Diabetes tipe 2 terjadi akibat resistensi insulin, yaitu ketika sel tubuh menjadi kebal atau tidak responsif terhadap insulin. Insulin membantu sel menyerap dan mengubah gula (glukosa) menjadi energi. Resistensi insulin menyebabkan glukosa tidak dapat masuk ke dalam sel.

Akibat kondisi tersebut, pankreas harus bekerja lebih keras untuk memproduksi insulin agar glukosa dapat masuk ke sel. Namun, seiring waktu, sel pankreas akan mengalami kerusakan akibat bekerja terlalu keras sehingga tidak dapat menghasilkan insulin. Hal ini menyebabkan glukosa menumpuk dalam darah.

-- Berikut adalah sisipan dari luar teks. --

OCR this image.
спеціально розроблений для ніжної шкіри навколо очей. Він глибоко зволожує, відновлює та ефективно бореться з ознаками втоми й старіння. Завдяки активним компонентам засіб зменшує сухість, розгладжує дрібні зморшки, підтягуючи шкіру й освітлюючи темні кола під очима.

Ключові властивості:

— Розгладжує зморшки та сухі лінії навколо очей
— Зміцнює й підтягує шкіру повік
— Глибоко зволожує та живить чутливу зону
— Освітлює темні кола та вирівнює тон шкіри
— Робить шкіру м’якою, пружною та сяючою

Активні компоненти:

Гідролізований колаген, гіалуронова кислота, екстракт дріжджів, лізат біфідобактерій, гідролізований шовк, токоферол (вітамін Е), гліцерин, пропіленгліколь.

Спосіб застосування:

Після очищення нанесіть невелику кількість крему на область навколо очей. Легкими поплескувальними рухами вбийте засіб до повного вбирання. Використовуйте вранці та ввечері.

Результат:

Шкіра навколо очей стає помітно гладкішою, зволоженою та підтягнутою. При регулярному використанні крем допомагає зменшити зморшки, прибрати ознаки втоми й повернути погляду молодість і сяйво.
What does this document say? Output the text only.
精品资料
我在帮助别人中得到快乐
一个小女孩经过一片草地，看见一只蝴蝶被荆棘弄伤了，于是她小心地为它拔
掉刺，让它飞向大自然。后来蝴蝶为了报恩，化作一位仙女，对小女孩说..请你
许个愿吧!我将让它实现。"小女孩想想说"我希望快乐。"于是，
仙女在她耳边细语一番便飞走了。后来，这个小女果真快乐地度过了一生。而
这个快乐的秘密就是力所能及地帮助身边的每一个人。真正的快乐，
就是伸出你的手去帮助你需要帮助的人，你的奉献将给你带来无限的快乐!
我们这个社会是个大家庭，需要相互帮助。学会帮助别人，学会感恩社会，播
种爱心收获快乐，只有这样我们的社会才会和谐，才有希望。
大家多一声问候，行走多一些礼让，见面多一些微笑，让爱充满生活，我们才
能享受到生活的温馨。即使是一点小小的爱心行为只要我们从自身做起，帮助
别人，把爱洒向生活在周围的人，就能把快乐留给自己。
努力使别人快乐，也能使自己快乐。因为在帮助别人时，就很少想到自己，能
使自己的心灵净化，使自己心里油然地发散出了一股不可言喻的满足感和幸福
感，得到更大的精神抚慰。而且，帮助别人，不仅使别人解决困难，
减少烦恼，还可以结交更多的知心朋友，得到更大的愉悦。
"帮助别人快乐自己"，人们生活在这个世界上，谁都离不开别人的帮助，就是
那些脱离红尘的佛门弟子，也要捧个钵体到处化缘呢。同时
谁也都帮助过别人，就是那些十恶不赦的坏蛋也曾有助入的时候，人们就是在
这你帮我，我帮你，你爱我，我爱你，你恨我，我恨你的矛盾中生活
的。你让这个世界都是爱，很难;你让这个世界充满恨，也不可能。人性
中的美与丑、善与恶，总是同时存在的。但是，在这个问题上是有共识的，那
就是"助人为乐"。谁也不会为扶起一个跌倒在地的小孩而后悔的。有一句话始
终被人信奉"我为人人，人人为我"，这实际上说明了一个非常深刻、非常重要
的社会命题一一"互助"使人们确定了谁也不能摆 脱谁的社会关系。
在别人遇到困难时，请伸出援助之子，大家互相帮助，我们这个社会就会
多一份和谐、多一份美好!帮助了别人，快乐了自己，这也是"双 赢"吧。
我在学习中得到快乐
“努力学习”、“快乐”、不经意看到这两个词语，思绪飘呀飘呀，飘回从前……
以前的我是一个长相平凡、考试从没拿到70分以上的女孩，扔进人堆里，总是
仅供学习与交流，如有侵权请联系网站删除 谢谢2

Belum diketahui secara pasti apa yang menyebabkan resistensi insulin. Namun, diduga diabetes tipe 2 dipicu oleh kombinasi dari faktor-faktor di bawah ini:

  • Kondisi genetik yang memengaruhi tubuh dalam memproduksi insulin
  • Berat badan berlebih atau obesitas, yang berisiko menimbulkan resistensi insulin pada sel
  • Sindrom metabolik, berupa gula darah tinggi, tekanan darah tinggi, kolesterol tinggi, trigliserida tinggi, dan lingkar pinggang yang melebihi normal
  • Produksi glukosa yang berlebihan oleh organ hati
  • Kerusakan sel beta, yang mengakibatkan gangguan terhadap proses produksi insulin

Faktor Risiko Diabetes Tipe 2

Risiko terkena diabetes lebih tinggi pada orang yang berusia 45 tahun atau lebih. Risiko yang sama juga dapat terjadi pada orang yang memiliki keluarga inti penderita diabetes tipe 2.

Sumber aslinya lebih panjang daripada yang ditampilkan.